Making things even harder for broker-dealers is that even during good times, their margins are perilously thin, he adds. "The average payout for broker-dealers is 82%," Tibergien says. "That means for every dollar that is brought in, 18 cents is left over."

It's a situation that has thrown the business into a state of flux, where players are shifting strategies, trying to find niches or buying up and absorbing smaller operators to achieve economies of scale. For some broker-dealers, all the activity has stirred up opportunities for growth. Joseph Deitch, chairman and CEO of Commonwealth Financial Network, says consolidation in the industry has made for a ripe recruitment environment.

"A lot of brokers are in some unpleasant situations and they want relief," Deitch says. "If a broker-dealer is cutting back on services or changing ownership and getting weird, then people start to say, 'What else is out there?'"

Deitch says one of the reasons Commonwealth will see an 8% increase in gross revenues in 2002 is that it has been expanding services rather than cutting back. The company, for example, has about 225 staff and 750 reps-a ratio the broker-dealer feels is among the highest in the industry.

The company has also invested in technology, providing tools for advisors to automate various office functions, and put emphasis on developing training programs. Commonwealth has consultants who provide advisors with help in practice management, business strategy, sales and marketing, among other areas, says Andrew Daniels, Commonwealth's director of field development. "We, frankly, are on the same side of the fence as they are," Daniels says. "We appreciate that we make more money when they're more efficient."

The nation's largest independent brokerages have tried to leverage their resources during the bear market and recruit more reps. "Early in the bear market [in 2000], people didn't want to move," says Dick Averitt, president of Raymond James Financial Services.
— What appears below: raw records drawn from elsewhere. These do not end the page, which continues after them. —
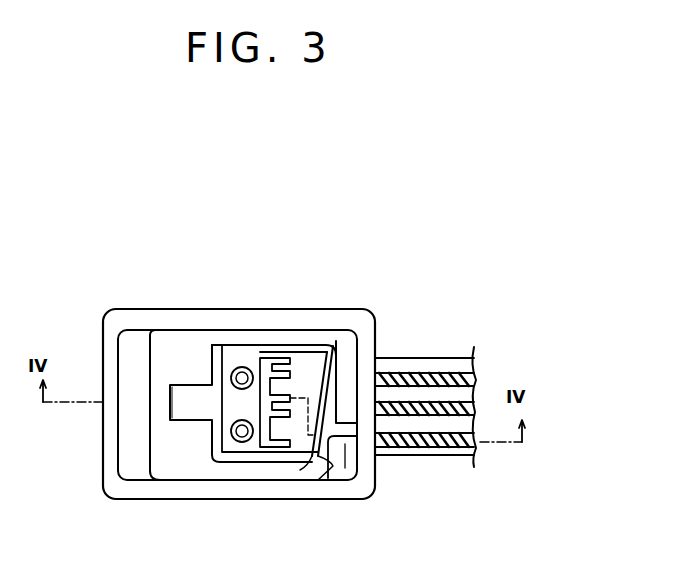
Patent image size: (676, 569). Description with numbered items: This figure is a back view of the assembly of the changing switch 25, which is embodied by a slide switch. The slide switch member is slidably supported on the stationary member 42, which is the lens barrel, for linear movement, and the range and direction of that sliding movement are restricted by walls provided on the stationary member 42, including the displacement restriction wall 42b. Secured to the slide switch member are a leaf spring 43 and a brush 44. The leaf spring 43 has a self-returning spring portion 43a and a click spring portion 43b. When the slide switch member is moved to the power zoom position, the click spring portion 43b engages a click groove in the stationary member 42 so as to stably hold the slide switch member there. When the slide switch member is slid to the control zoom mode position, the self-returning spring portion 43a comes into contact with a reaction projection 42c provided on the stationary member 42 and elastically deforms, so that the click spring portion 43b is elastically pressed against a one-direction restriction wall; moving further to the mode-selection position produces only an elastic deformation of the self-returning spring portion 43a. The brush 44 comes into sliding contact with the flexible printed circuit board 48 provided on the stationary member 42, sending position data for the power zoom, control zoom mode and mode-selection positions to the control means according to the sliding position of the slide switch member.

The changing switch 25 is at (110, 282).
The stationary member 42 is at (273, 323).
The displacement restriction wall 42b is at (362, 362).
The reaction projection 42c is at (345, 446).
The leaf spring 43 is at (228, 412).
The self-returning spring portion 43a is at (309, 463).
The click spring portion 43b is at (190, 407).
The brush 44 is at (280, 450).
The flexible printed circuit board 48 is at (435, 448).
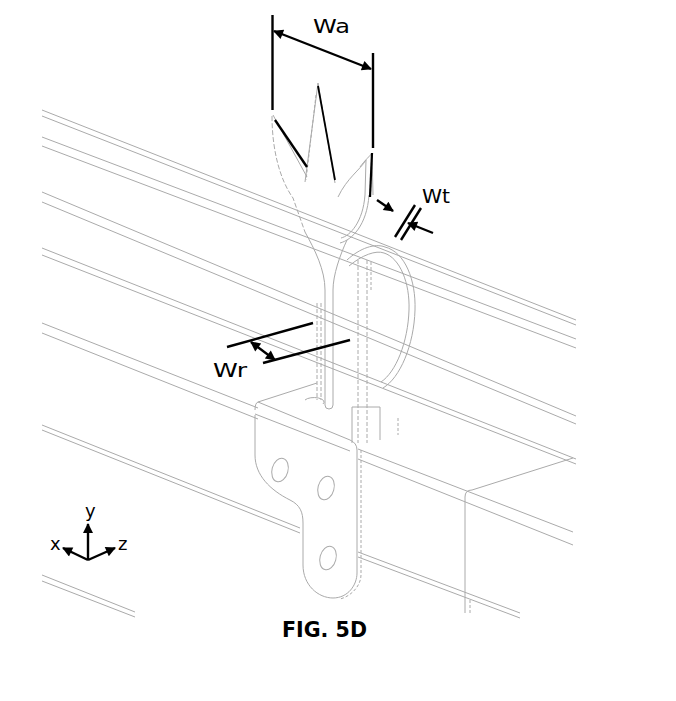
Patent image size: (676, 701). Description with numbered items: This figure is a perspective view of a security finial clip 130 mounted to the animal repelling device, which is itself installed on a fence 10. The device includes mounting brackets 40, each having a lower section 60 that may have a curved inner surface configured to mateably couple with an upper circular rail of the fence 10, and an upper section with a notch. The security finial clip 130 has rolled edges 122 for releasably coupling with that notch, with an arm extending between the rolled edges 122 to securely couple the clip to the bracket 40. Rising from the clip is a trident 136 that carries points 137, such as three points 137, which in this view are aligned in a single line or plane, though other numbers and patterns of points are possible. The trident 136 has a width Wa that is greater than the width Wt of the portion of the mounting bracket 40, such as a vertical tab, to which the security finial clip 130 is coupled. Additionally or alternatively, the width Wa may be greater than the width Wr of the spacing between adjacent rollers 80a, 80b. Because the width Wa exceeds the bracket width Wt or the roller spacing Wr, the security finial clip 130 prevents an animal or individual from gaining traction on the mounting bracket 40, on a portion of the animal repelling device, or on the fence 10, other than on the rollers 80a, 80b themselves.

The fence 10 is at (100, 414).
The mounting bracket 40 is at (395, 415).
The lower section of mounting bracket 60 is at (258, 438).
The roller 80a is at (100, 196).
The roller 80b is at (418, 303).
The rolled edges 122 is at (375, 422).
The security finial clip 130 is at (320, 255).
The trident 136 is at (347, 224).
The points 137 is at (275, 134).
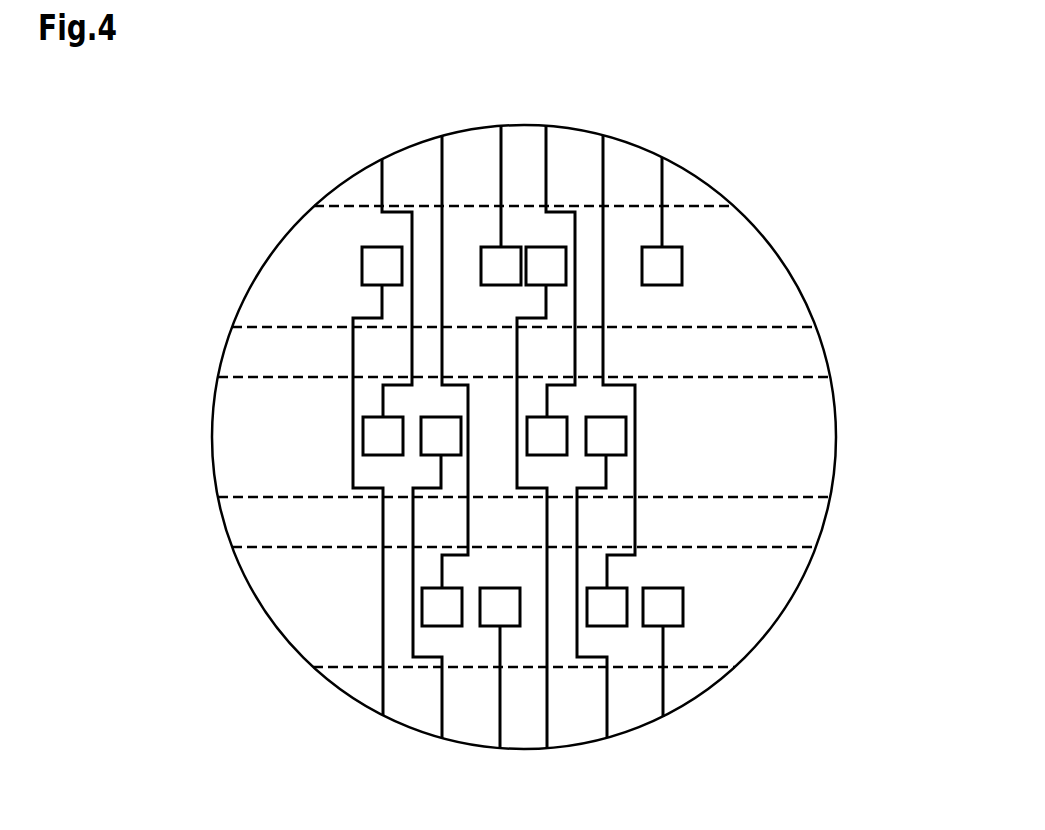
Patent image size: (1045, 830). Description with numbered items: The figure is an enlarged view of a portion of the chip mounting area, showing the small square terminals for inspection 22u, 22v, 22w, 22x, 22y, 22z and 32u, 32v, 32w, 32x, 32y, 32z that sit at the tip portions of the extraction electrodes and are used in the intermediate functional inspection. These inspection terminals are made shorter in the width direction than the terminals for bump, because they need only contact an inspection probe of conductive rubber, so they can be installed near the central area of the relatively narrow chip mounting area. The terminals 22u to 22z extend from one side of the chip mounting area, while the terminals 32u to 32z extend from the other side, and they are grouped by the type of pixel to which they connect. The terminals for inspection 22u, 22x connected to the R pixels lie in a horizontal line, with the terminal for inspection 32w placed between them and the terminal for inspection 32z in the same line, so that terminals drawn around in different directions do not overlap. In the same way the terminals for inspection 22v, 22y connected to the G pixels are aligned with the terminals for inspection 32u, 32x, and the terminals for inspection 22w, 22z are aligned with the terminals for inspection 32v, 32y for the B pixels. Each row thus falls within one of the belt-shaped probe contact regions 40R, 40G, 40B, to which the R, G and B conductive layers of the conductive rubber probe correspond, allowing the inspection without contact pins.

The terminal for inspection 22u is at (363, 247).
The terminal for inspection 22v is at (423, 417).
The terminal for inspection 22w is at (483, 627).
The terminal for inspection 22x is at (555, 247).
The terminal for inspection 22y is at (620, 417).
The terminal for inspection 22z is at (685, 613).
The terminal for inspection 32u is at (372, 457).
The terminal for inspection 32v is at (433, 626).
The terminal for inspection 32w is at (488, 247).
The terminal for inspection 32x is at (562, 455).
The terminal for inspection 32y is at (617, 626).
The terminal for inspection 32z is at (677, 247).
The probe contact region 40R is at (308, 267).
The probe contact region 40G is at (255, 438).
The probe contact region 40B is at (317, 615).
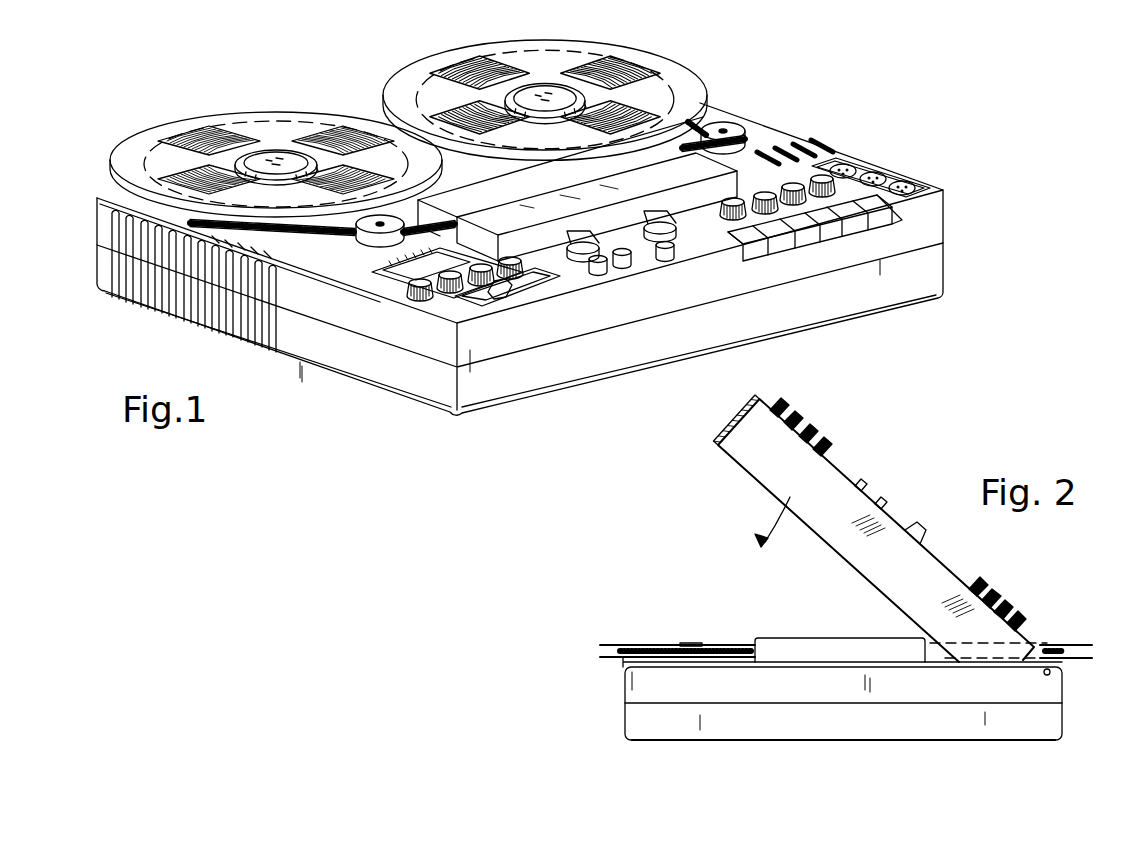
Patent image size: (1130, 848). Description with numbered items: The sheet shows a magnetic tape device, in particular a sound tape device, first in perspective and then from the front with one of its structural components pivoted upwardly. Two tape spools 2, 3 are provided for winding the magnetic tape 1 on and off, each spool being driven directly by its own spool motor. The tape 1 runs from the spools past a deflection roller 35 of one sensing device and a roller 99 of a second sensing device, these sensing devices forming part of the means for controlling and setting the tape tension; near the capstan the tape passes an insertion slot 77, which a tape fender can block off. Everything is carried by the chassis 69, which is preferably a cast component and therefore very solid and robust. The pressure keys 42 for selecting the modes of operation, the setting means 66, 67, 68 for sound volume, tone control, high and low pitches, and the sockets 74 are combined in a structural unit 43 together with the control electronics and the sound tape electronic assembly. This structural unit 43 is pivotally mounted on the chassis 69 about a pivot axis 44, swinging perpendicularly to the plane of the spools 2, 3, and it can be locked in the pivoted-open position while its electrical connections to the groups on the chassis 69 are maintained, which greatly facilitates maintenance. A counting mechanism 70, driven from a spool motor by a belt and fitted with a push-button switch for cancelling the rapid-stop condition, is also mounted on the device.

In FIG. 1, the magnetic tape 1 is at (328, 243).
In FIG. 2, the magnetic tape 1 is at (738, 655).
In FIG. 1, the tape spool 2 is at (243, 125).
In FIG. 2, the tape spool 2 is at (603, 645).
In FIG. 1, the tape spool 3 is at (398, 86).
In FIG. 2, the tape spool 3 is at (1080, 645).
In FIG. 1, the deflection roller 35 is at (735, 125).
In FIG. 1, the pressure keys 42 is at (835, 242).
In FIG. 2, the pressure keys 42 is at (980, 630).
In FIG. 1, the structural unit 43 is at (574, 282).
In FIG. 2, the structural unit 43 is at (752, 470).
In FIG. 2, the pivot axis 44 is at (1050, 674).
In FIG. 1, the setting means 66 is at (426, 297).
In FIG. 2, the setting means 66 is at (834, 424).
In FIG. 1, the setting means 67 is at (646, 255).
In FIG. 2, the setting means 67 is at (878, 481).
In FIG. 1, the setting means 68 is at (728, 222).
In FIG. 2, the setting means 68 is at (1010, 591).
In FIG. 1, the chassis 69 is at (350, 372).
In FIG. 2, the chassis 69 is at (862, 740).
In FIG. 1, the counting mechanism 70 is at (800, 148).
In FIG. 1, the sockets 74 is at (902, 183).
In FIG. 1, the insertion slot 77 is at (576, 178).
In FIG. 1, the roller 99 is at (372, 240).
But 2002 turned out to be the best recruiting year in the firm's history, as it added 160 new offices and now has a network of 3,800 advisors actively working with clients. Interestingly, a big chunk of that growth comes from the firm's existing offices, as many have engaged in their own recruiting efforts. The bear market has produced a survival-of-the-fittest phenomenon and some younger professionals have been particularly taxed. More experienced advisors are more adept at turning the miserable environment to their advantage. "If you are new to the business, your eyes are like saucers," Averitt notes.